Zaferin olmazsa olmaz şartı, hakiki iman, salih amel ve güzel ahlaktır. Bugünün Müslümanları en çok da bunlara muhtaçtır. Birlik ve beraberliğe, ilim ve irfana, fazilet ve erdeme muhtaçtır.
İstiklal şairimiz Akif bu ruhu en güzel şekliyle bizlere ifade ediyor:
Garbın afakını sarmışsa çelik zırhlı duvar
Benim iman dolu göğsüm gibi serhaddim var
Ulusun, korkma! Nasıl böyle bir imanı boğar
“Medeniyet”! dediğin tek dişi kalmış canavar?
Vatanı Korumak Dinimizin Emridir.
Ünlü şâir Mithat Cemal KUNTAY, bu gerçeği şöyle dile getirir.
Bayrakları bayrak yapan üstündeki kandır,
Toprak, eğer uğrunda ölen varsa; Vatandır.
Atalarımız dünyanın en güzel ve bereketli topraklarını vatan olarak seçmişler ve bize emanet etmişlerdir. Bu cennet vatanı yüzlerce yıl ecdadımız canları ve kanları pahasına korumuşlar ve binlerce âbide dikerek üzerinde bir medeniyet kurmuşlardır. Bu vatanın, bu millete ait olduğunu camileri, türbeleri, çeşmeleri, sarayları, mezar taşları, hanları ve hamamları ile adeta tescil etmişlerdir.

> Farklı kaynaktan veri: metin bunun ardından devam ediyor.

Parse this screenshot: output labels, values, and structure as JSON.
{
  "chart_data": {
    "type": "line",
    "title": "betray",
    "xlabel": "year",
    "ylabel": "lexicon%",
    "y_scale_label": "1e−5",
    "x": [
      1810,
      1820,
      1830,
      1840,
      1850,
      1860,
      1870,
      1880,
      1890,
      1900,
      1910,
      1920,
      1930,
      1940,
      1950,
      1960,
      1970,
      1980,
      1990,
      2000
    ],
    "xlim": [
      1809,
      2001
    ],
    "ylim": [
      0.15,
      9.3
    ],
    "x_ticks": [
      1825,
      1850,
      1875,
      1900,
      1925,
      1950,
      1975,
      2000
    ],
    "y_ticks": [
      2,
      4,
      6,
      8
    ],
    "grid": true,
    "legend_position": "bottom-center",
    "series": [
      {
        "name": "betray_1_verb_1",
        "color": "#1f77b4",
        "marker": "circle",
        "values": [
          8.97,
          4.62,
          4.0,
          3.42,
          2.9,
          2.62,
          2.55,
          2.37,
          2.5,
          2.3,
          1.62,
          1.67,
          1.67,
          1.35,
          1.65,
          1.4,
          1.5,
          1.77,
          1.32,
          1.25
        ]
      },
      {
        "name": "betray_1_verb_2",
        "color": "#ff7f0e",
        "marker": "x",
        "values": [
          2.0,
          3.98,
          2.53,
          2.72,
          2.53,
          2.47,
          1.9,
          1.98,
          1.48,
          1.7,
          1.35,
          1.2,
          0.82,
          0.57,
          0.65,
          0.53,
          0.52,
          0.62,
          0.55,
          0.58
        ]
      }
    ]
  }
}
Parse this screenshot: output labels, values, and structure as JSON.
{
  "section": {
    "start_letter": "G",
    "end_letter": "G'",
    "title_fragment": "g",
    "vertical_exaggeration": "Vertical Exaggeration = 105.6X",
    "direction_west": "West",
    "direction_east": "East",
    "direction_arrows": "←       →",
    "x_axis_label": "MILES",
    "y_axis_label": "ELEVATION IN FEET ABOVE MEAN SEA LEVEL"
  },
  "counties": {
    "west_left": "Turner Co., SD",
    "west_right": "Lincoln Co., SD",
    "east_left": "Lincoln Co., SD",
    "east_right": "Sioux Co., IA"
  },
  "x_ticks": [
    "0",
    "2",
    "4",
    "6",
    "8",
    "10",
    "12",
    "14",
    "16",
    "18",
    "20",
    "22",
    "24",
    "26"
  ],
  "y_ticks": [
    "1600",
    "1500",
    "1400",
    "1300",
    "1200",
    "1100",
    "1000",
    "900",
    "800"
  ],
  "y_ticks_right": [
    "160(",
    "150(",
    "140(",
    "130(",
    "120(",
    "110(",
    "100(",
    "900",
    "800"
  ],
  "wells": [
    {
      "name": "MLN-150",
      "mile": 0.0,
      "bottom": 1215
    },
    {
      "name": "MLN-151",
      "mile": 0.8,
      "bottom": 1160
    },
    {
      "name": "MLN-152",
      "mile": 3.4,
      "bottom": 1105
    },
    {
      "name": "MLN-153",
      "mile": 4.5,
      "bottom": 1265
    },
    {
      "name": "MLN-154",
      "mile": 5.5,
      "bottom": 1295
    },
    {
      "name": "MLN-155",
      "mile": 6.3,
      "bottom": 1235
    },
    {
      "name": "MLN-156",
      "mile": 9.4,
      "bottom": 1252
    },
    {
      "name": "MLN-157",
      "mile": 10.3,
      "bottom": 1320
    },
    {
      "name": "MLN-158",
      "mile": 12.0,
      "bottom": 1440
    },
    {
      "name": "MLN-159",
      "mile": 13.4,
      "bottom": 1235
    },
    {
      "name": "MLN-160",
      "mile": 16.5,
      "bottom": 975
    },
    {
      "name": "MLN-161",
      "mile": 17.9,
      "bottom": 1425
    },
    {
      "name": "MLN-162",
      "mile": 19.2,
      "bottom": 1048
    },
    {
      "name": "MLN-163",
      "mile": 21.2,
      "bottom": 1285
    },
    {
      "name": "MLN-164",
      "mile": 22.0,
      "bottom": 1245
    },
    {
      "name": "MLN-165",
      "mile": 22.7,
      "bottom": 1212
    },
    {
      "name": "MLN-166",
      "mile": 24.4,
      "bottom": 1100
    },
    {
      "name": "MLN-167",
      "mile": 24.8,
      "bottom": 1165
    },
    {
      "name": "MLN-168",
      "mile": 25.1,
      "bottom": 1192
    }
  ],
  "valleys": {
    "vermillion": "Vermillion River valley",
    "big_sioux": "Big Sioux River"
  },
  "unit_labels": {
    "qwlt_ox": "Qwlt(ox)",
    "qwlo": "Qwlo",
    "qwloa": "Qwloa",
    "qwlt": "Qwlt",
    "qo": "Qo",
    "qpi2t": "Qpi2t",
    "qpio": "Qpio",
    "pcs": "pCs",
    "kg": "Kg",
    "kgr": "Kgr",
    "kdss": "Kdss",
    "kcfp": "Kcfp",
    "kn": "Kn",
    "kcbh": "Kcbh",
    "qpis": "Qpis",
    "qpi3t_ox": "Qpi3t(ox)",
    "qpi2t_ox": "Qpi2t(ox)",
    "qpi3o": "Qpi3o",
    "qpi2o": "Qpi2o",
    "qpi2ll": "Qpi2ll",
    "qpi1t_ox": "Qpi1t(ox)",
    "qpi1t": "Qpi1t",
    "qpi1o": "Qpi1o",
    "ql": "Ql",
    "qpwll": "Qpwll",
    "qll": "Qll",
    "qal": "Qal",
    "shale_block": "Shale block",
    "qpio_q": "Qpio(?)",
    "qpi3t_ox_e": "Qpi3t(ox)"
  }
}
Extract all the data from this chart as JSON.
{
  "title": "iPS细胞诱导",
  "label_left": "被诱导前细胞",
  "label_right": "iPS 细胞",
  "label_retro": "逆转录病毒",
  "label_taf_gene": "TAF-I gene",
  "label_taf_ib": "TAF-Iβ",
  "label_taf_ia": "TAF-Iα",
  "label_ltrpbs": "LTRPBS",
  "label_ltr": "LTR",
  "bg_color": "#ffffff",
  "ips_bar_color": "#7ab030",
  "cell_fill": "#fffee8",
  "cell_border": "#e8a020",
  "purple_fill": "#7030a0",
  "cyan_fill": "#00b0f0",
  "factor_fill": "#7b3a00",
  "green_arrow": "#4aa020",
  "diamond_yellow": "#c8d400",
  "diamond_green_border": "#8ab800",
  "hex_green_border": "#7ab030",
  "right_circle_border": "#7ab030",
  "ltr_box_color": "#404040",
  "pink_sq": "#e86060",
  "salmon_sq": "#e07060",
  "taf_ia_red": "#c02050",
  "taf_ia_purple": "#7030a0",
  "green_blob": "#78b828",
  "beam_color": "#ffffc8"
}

Vatan, bizim en kıymetli varlığımızdır. Bu bakımdan “anavatan” tabiri, bizim milletimiz arasında önem kazanmış ve ata sözlerimize kadar girmiştir.
Dünyada, namus ve şerefimizi koruyarak huzur ve güven içinde yaşamak, ancak bağımsız bir vatana sahip olmakla mümkündür.
Dini görevlerimizi gereği gibi yerine getirmemiz de yine vatan sayesinde mümkün olur. Bu sebeple Yüce dinimiz vatanın korunmasına büyük önem vermiş, vatan sevgisini imandan saymıştır.
Vatanı korumak hem dinî hem de milli bir görevdir.
İslam Dîni, hiçbir insanın ezilmesine ve baskı altına alınmasına izin vermez. Düşmanlara karşı çarpışmayı emretmesi de, tamamıyla temel hak ve hürriyetlere saldırıyı ortadan kaldırmayı, adaleti ve hakkaniyeti yeniden kurmayı hedeflemesindendir. Bu konuda Kur’ân-ı Kerim’de şöyle buyurulmaktadır:
وَقَاتِلُوا فٖى سَبٖيلِ اللّٰهِ الَّذٖينَ يُقَاتِلُونَكُمْ وَلَا تَعْتَدُوا اِنَّ اللّٰهَ لَا يُحِبُّ الْمُعْتَدٖينَ
“Sizinle savaşanlara karşı, Allah yolunda siz de savaşın. Ancak aşırı gitmeyin. Çünkü Allah, aşırı gidenleri sevmez.” (Bakara 2/190)
Buna göre vatanımızı korumak Rabbimizin emridir. Dinimiz zorunlu olduğu hallerde savaşmayı, sevabı çok bir ibadet olarak göstermiştir. Savaşta da kurallar koymuş, aşırılıkları kesinlikle yasaklamıştır. Çocuklara, kadınlara, yaşlılara ve din adamlarına saldırıyı ve onları elleri silahlı olmadıkça öldürmemeyi emretmiştir.
Savaş, insanların yaşayışında arzu edilmeyen fakat millet hayatında bazen kaçınılması mümkün olmayan bir olaydır.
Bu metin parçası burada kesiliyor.